Di awal masa subur, hanya sedikit lendir yang keluar, kemudian berangsur semakin banyak mendekati waktu ovulasi. Di puncak masa subur, lendir yang keluar terdiri dari 98% air sehingga vagina terasa sangat basah dan lembab.
Jadi saat keluar lendir yang sangat cair lalu tiba-tiba berhenti, itulah tanda utama terjadinya ovulasi.
- Suhu tubuh
Tanda lain yang bisa kita andalkan untuk mengetahui masa subur adalah suhu tubuh. Saat suhu tubuh lebih tinggi dari biasanya, hal tersebut menunjukkan bahwa kita sedang dalam masa subur.
- Menghitung siklus menstruasi
Banyak yang menyimpulkan bahwa masa subur terjadi di pertengahan siklus menstruasi. Siklus menstruasi dimulai pada hari pertama haid dimulai bulan ini sampai sehari sebelum haid dimulai bulan depan.
Namun siklus menstruasi setiap wanita berbeda sehingga masa suburnya berbeda pula. Dengan mengetahui lamanya siklus menstruasi, kita bisa mengetahui kapan kita berovulasi:
- Jika siklus menstruasi 28 hari, ovulasi terjadi sekitar hari ke-14.
- Jika siklus menstruasi 35 hari, ovulasi terjadi sekitar hari ke-21.
- Jika siklus menstruasi 21 hari, ovulasi terjadi sekitar hari ke-7.
Masa paling subur kita dimulai sejak 2 hari sebelum ovulasi hingga saat ovulasi terjadi. Di saat inilah waktu terbaik untuk melakukan hubungan seks dengan suami untuk meningkatkan peluang kehamilan.
Dalam beberapa kasus, siklus menstruasi beberapa wanita tidak teratur sehingga sulit menentukan kapan masa suburnya.

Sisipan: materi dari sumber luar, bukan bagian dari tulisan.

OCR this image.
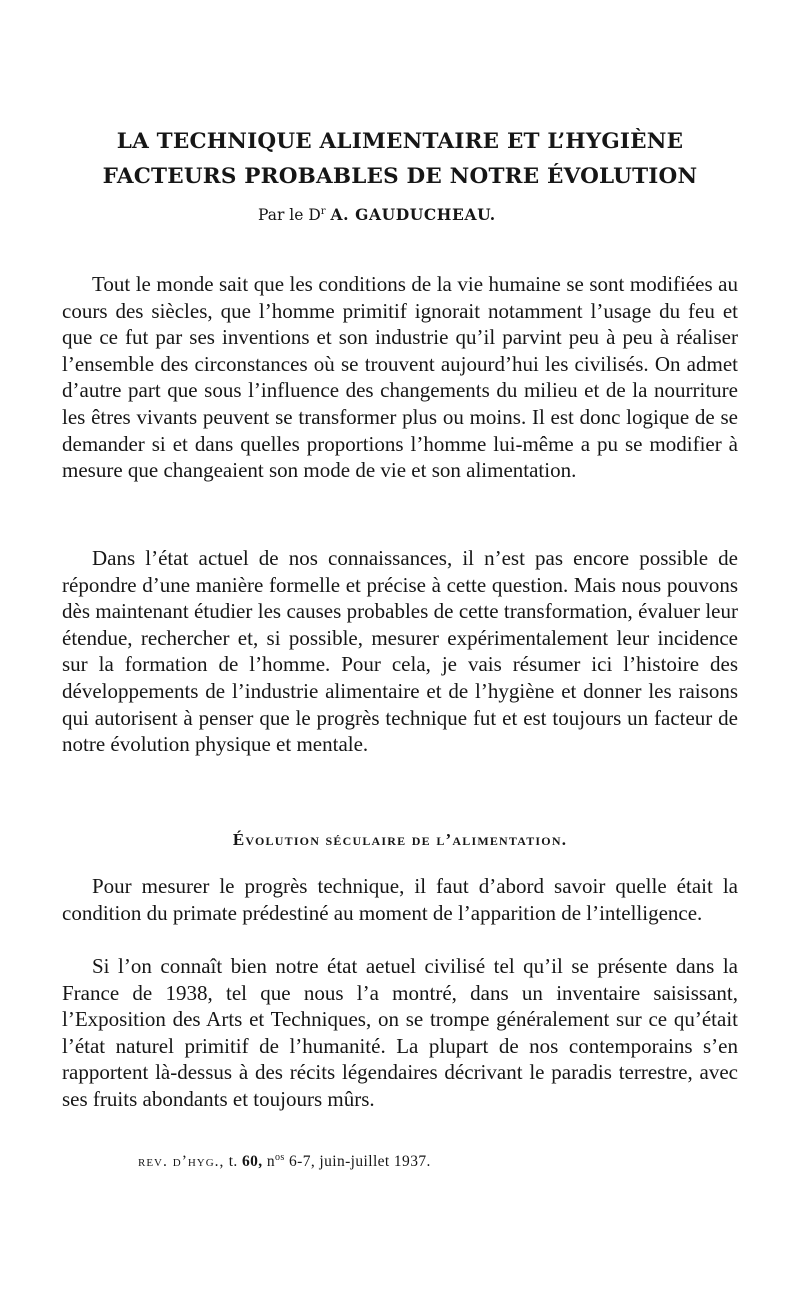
LA TECHNIQUE ALIMENTAIRE ET L’HYGIÈNE
FACTEURS PROBABLES DE NOTRE ÉVOLUTION
Par le $D^r$ A. GAUDUCHEAU.

Tout le monde sait que les conditions de la vie humaine se sont modifiées au cours des siècles, que l’homme primitif ignorait notamment l’usage du feu et que ce fut par ses inventions et son industrie qu’il parvint peu à peu à réaliser l’ensemble des circonstances où se trouvent aujourd’hui les civilisés. On admet d’autre part que sous l’influence des changements du milieu et de la nourriture les êtres vivants peuvent se transformer plus ou moins. Il est donc logique de se demander si et dans quelles proportions l’homme lui-même a pu se modifier à mesure que changeaient son mode de vie et son alimentation.

Dans l’état actuel de nos connaissances, il n’est pas encore possible de répondre d’une manière formelle et précise à cette question. Mais nous pouvons dès maintenant étudier les causes probables de cette transformation, évaluer leur étendue, rechercher et, si possible, mesurer expérimentalement leur incidence sur la formation de l’homme. Pour cela, je vais résumer ici l’histoire des développements de l’industrie alimentaire et de l’hygiène et donner les raisons qui autorisent à penser que le progrès technique fut et est toujours un facteur de notre évolution physique et mentale.

Évolution séculaire de l’alimentation.

Pour mesurer le progrès technique, il faut d’abord savoir quelle était la condition du primate prédestiné au moment de l’apparition de l’intelligence.

Si l’on connaît bien notre état aetuel civilisé tel qu’il se présente dans la France de 1938, tel que nous l’a montré, dans un inventaire saisissant, l’Exposition des Arts et Techniques, on se trompe généralement sur ce qu’était l’état naturel primitif de l’humanité. La plupart de nos contemporains s’en rapportent là-dessus à des récits légendaires décrivant le paradis terrestre, avec ses fruits abondants et toujours mûrs.

rev. d’hyg., t. 60, $n^{os}$ 6-7, juin-juillet 1937.
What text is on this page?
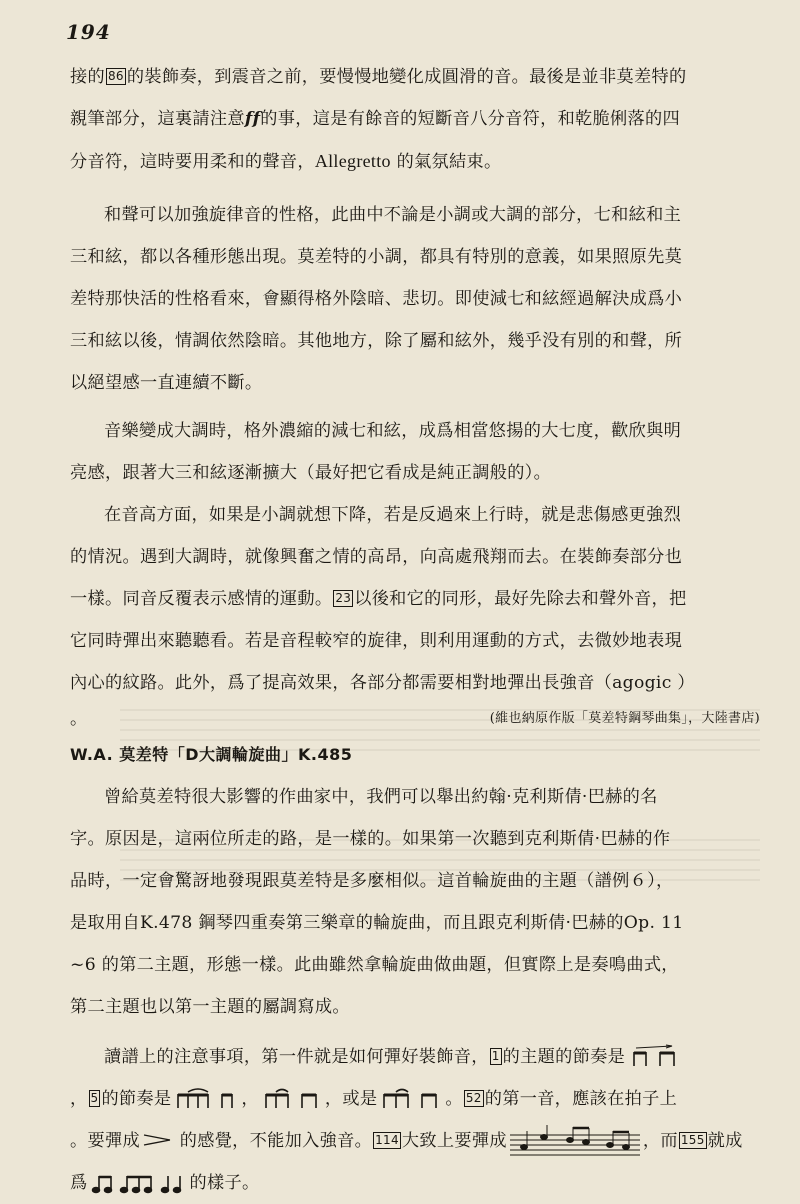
194
接的 86 的裝飾奏，到震音之前，要慢慢地變化成圓滑的音。最後是並非莫差特的
親筆部分，這裏請注意ff的事，這是有餘音的短斷音八分音符，和乾脆俐落的四
分音符，這時要用柔和的聲音，Allegretto 的氣氛結束。
和聲可以加強旋律音的性格，此曲中不論是小調或大調的部分，七和絃和主
三和絃，都以各種形態出現。莫差特的小調，都具有特別的意義，如果照原先莫
差特那快活的性格看來，會顯得格外陰暗、悲切。即使減七和絃經過解決成爲小
三和絃以後，情調依然陰暗。其他地方，除了屬和絃外，幾乎没有別的和聲，所
以絕望感一直連續不斷。
音樂變成大調時，格外濃縮的減七和絃，成爲相當悠揚的大七度，歡欣與明
亮感，跟著大三和絃逐漸擴大（最好把它看成是純正調般的）。
在音高方面，如果是小調就想下降，若是反過來上行時，就是悲傷感更強烈
的情況。遇到大調時，就像興奮之情的高昂，向高處飛翔而去。在裝飾奏部分也
一樣。同音反覆表示感情的運動。 23 以後和它的同形，最好先除去和聲外音，把
它同時彈出來聽聽看。若是音程較窄的旋律，則利用運動的方式，去微妙地表現
內心的紋路。此外，爲了提高效果，各部分都需要相對地彈出長強音（agogic ）
。	(維也納原作版「莫差特鋼琴曲集」，大陸書店)
W.A. 莫差特「D大調輪旋曲」K.485
曾給莫差特很大影響的作曲家中，我們可以舉出約翰·克利斯倩·巴赫的名
字。原因是，這兩位所走的路，是一樣的。如果第一次聽到克利斯倩·巴赫的作
品時，一定會驚訝地發現跟莫差特是多麼相似。這首輪旋曲的主題（譜例６），
是取用自K.478 鋼琴四重奏第三樂章的輪旋曲，而且跟克利斯倩·巴赫的Op. 11
~6 的第二主題，形態一樣。此曲雖然拿輪旋曲做曲題，但實際上是奏鳴曲式，
第二主題也以第一主題的屬調寫成。
讀譜上的注意事項，第一件就是如何彈好裝飾音， 1 的主題的節奏是
， 5 的節奏是	，	，或是	。 52 的第一音，應該在拍子上
。要彈成 的感覺，不能加入強音。 114 大致上要彈成	，而 155 就成
爲	的樣子。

Jika demikian, berhubungan seks saja setiap 2-3 hari untuk dapat meningkatkan peluang kehamilan.
3. Atur jadwal untuk bertemu saat masa subur
- Secara teknis, kehamilan hanya akan terjadi jika kita berhubungan seks selama 5 hari sebelum ovulasi atau hingga hari ovulasi terjadi.

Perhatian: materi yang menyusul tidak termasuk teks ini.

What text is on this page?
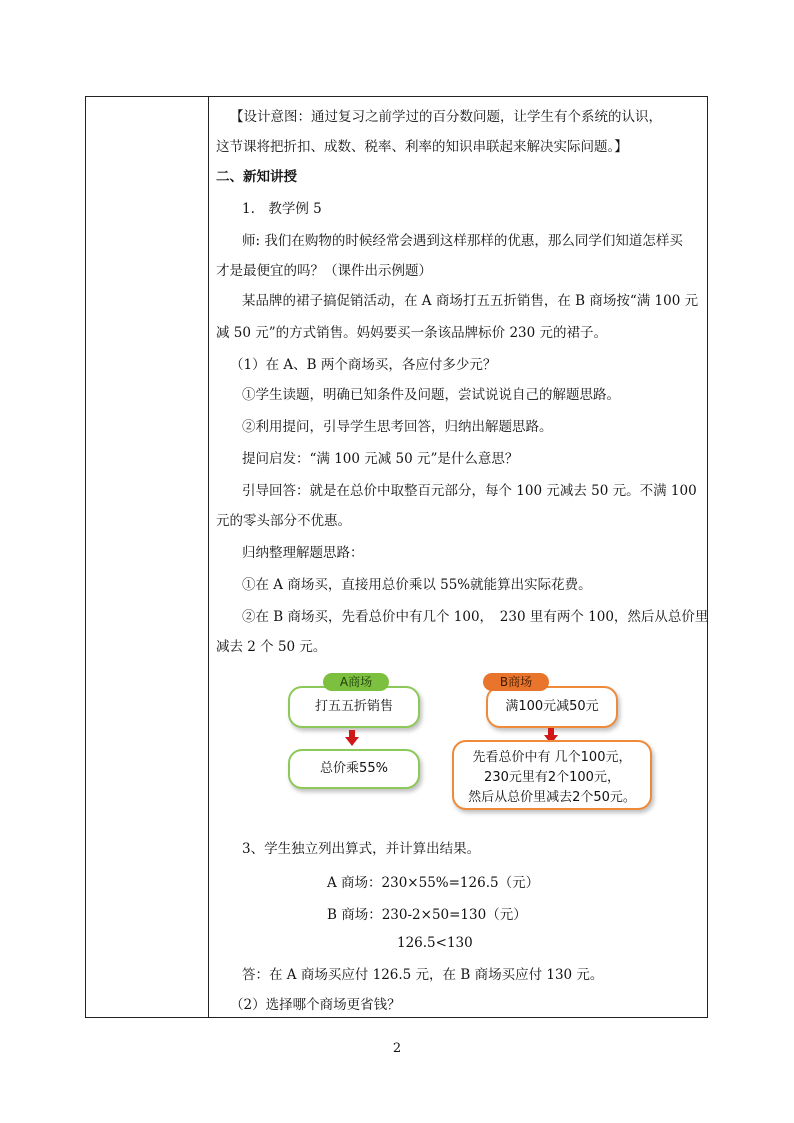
【设计意图：通过复习之前学过的百分数问题，让学生有个系统的认识，
这节课将把折扣、成数、税率、利率的知识串联起来解决实际问题。】
二、新知讲授
1.　教学例 5
师: 我们在购物的时候经常会遇到这样那样的优惠，那么同学们知道怎样买
才是最便宜的吗？（课件出示例题）
某品牌的裙子搞促销活动，在 A 商场打五五折销售，在 B 商场按“满 100 元
减 50 元”的方式销售。妈妈要买一条该品牌标价 230 元的裙子。
（1）在 A、B 两个商场买，各应付多少元？
①学生读题，明确已知条件及问题，尝试说说自己的解题思路。
②利用提问，引导学生思考回答，归纳出解题思路。
提问启发：“满 100 元减 50 元”是什么意思？
引导回答：就是在总价中取整百元部分，每个 100 元减去 50 元。不满 100
元的零头部分不优惠。
归纳整理解题思路：
①在 A 商场买，直接用总价乘以 55%就能算出实际花费。
②在 B 商场买，先看总价中有几个 100，　230 里有两个 100，然后从总价里
减去 2 个 50 元。
3、学生独立列出算式，并计算出结果。
A 商场：230×55%=126.5（元）
B 商场：230-2×50=130（元）
126.5<130
答：在 A 商场买应付 126.5 元，在 B 商场买应付 130 元。
（2）选择哪个商场更省钱？
打五五折销售
A商场
总价乘55%
满100元减50元
B商场
先看总价中有 几个100元，
230元里有2个100元，
然后从总价里减去2个50元。
2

- Berhubungan seks selama masa subur akan memberikan kesempatan terbaik untuk hamil. Karenanya, usahakan untuk bertemu suami dalam masa subur ini.

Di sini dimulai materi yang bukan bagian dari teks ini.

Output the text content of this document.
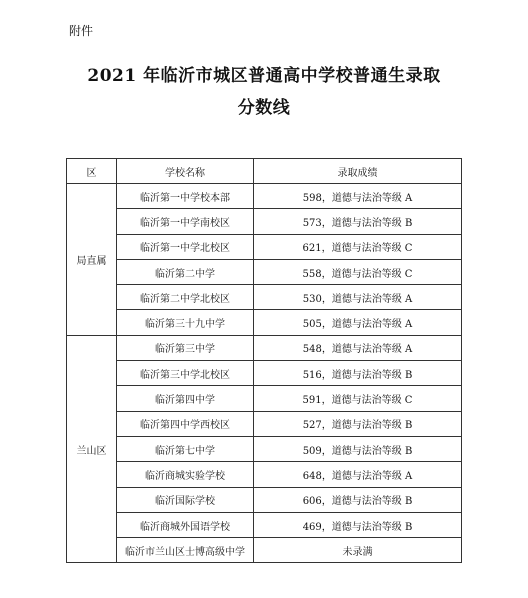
附件
2021 年临沂市城区普通高中学校普通生录取
分数线
区	学校名称	录取成绩
局直属	临沂第一中学校本部	598，道德与法治等级 A
	临沂第一中学南校区	573，道德与法治等级 B
	临沂第一中学北校区	621，道德与法治等级 C
	临沂第二中学	558，道德与法治等级 C
	临沂第二中学北校区	530，道德与法治等级 A
	临沂第三十九中学	505，道德与法治等级 A
兰山区	临沂第三中学	548，道德与法治等级 A
	临沂第三中学北校区	516，道德与法治等级 B
	临沂第四中学	591，道德与法治等级 C
	临沂第四中学西校区	527，道德与法治等级 B
	临沂第七中学	509，道德与法治等级 B
	临沂商城实验学校	648，道德与法治等级 A
	临沂国际学校	606，道德与法治等级 B
	临沂商城外国语学校	469，道德与法治等级 B
	临沂市兰山区士博高级中学	未录满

- Jadwalkan cuti bekerja, misalnya, atau pergi liburan khusus untuk bercinta dengan pasangan.
4. Kelola Stres
- Hubungan antara stres dan infertilitas bagaikan telur dan ayam. Masalah infertilitas pastinya memicu stres, namun stres juga bisa menjadi salah satu faktor penghambat kehamilan.
- Beberapa ahli berasumsi bahwa stres dapat menurunkan libido (gairah seksual) sehingga mengurangi frekuensi hubungan seksual.
- Ahli lain beranggapan bahwa stres dapat menurunkan imun tubuh sehingga mempengaruhi keberhasilan pembuahan sel telur.
- Meskipun bagaimana stres dapat mempengaruhi fertilitas belum diketahui secara detail, kita sebaiknya berusaha untuk mengelola stres dengan baik untuk mendapat peluang kehamilan lebih besar.
5. Terhubung dengan Support Group
- Dalam support group atau komunitas, kita dapat bertemu dengan orang-orang yang sedang atau pernah mempunyai pengalaman yang sama. Disana, kita bisa bertukar pengalaman, perasaan, dan informasi yang bermanfaat.
- Dengan terhubung dengan para istri yang menjalani hubungan jarak jauh dengan pasangannya, diharapkan kita bisa saling menguatkan dan merasa tidak sendiri.
Tips Hamil Saat LDM
1. Komunikasi Terbuka dengan Suami
Bicarakan dengan pasangan mengenai apa yang kita rasakan. Sampaikan dengan jelas apa yang kita butuhkan.
Jangan lupa untuk tidak mengabaikan perasaan suami. Berada jauh saat pasangan sedang hamil mungkin juga terasa berat untuknya.
2. Libatkan Suami dalam Perkembangan Calon Bayi
Akan sangat berarti bagi suami jika kita tetap melibatkannya dalam perkembangan janin.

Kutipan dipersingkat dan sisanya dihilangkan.